The Killingworth Castle is an upmarket gastropub with rooms, set on the outskirts of Wootton. Sister pub to The Ebrington Arms in Chipping Campden, the 17th Century coaching Inn is run by landlords Jim and Claire Alexander. As well as running both pubs, Jim and Claire launched their own range of craft beer – Yubberton Brewing Co – which is served in both venues along with several others locally.
Take a look at the sample menus on Kilingworth Castle’s website and there are plenty of appealing choices. Starters fall around the £7/8 mark, including a terrine of locally bred chicken, or a soused Cornish mackerel with dill, cucumber chutney and horseradish. Mains sit in the region of £13-19, not cheap, but not top end either. ‘Pub Classics’ of fish and chips, sausage and mash, burger or gammon are made more appealing by the promise of Yubby ale batter for the fish; a bacon, red wine and parsley sausage to accompany the mash; aged steak and locally reared smoked bacon for the burger; and a pineapple chutney with duck egg for the gammon.
This clearly isn’t just pub grub, it’s a menu that reads restaurant quality.
Arriving for a Saturday lunch as a family of four, we decided to eat in the bar, where for an early lunch there was a bit more life. Seated opposite the bar we had a couple of tables to one side, leading through into another room with a few wooden tables. On our other side, a cluster of tables near the lit fireplace, perfect for an early winter excursion.
To the rear of the bar is the main restaurant, and outside a small grassy garden with Aunt Sally pitch, leading round the front to a series of guest rooms, recently converted from a barn.

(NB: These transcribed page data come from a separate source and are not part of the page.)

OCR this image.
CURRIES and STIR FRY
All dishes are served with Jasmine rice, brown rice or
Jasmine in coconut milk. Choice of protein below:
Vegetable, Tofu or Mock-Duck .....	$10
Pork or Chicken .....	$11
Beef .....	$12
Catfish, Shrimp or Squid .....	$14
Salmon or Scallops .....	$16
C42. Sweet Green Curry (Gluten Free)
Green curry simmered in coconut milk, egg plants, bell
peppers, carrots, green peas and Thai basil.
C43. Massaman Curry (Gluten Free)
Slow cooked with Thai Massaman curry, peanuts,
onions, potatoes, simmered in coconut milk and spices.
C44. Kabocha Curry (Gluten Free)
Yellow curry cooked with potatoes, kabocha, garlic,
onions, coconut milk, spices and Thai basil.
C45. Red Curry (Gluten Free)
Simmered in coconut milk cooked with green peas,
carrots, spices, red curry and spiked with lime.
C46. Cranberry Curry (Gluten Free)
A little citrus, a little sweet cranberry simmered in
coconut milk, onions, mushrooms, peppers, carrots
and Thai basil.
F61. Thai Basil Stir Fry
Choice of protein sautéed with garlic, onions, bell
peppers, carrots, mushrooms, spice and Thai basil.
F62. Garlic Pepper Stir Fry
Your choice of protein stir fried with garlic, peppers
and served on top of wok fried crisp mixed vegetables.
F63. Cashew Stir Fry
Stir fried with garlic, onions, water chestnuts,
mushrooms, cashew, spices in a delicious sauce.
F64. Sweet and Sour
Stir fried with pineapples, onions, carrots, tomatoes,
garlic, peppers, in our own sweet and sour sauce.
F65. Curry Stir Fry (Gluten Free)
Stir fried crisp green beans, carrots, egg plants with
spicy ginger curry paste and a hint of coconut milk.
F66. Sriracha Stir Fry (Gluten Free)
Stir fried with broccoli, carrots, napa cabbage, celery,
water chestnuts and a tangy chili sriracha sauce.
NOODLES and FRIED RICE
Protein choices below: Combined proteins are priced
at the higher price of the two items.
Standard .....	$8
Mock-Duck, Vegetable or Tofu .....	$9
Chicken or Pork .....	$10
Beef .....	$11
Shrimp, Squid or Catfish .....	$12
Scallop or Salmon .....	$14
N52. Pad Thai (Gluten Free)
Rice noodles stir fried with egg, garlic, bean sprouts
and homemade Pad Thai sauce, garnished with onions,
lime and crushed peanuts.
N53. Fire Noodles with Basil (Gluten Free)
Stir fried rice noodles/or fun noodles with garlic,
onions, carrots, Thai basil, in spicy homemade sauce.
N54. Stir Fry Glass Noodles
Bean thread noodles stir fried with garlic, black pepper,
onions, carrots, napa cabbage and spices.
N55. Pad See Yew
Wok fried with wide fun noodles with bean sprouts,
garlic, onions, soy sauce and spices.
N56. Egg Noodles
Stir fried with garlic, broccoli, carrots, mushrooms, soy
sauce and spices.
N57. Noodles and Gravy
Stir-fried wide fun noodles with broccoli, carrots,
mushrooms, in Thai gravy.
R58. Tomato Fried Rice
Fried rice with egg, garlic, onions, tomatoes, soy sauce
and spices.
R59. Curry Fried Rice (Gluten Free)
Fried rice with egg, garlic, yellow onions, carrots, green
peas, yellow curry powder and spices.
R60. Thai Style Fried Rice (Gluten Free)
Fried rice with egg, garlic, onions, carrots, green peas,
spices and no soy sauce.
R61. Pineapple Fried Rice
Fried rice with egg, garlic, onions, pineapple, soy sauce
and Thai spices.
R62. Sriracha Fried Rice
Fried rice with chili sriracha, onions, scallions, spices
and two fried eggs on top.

Parking is at the rear of the pub, with plenty of space for a pub full of people.
As for the food, ‘The Killy Burger’ – Glympton estate venison patty with beetroot and blue cheese, served with hand cut chips – was good, but not excellent according to my dining companion. He felt the blue cheese overpowered the meat and didn’t enjoy the addition of beetroot. However, the richly truffle flavoured celeriac soup, the ‘SaltPig‘ charcuterie board and the duck breast were all excellent.
Of particular note was the warm n’duja (a spicy spreadable salami which is a favourite of mine) on the charcuterie board, and the main of duck. The latter consisted of beautifully pink breasts with perfectly crisp skin, married with delicate squares of buttery potato gratin, slices of beetroot, prune ketchup and a duck leg faggot. In fact, the duck was absolute heaven, one of those dishes you don’t want to end.
The children both enjoyed a plate of sausage and chips, which tasted a tad salty for children, but were polished off in no time.
Thankfully I’d taken along some pens and paper to keep the kids entertained, which came in useful for limiting annoyance to other diners. I got the impression lively children would be frowned upon by the pub’s usual clientele, despite a warm welcome from pub and staff, which can make for a less relaxing experience when dining with children. It’s somewhere I’d probably prefer to go as a family when the children are older, as an adult only meal, or at least with a higher ratio of adults to children.
Killingworth Castle is a beautiful pub in a lovely setting, serving up good grub – no wonder it’s popular and receives rave reviews. Definitely one to try if you haven’t visited yet, and certainly worth adventuring beyond the ring road for.
We dined as guests of The Killingworth Castle, all views remain entirey our own.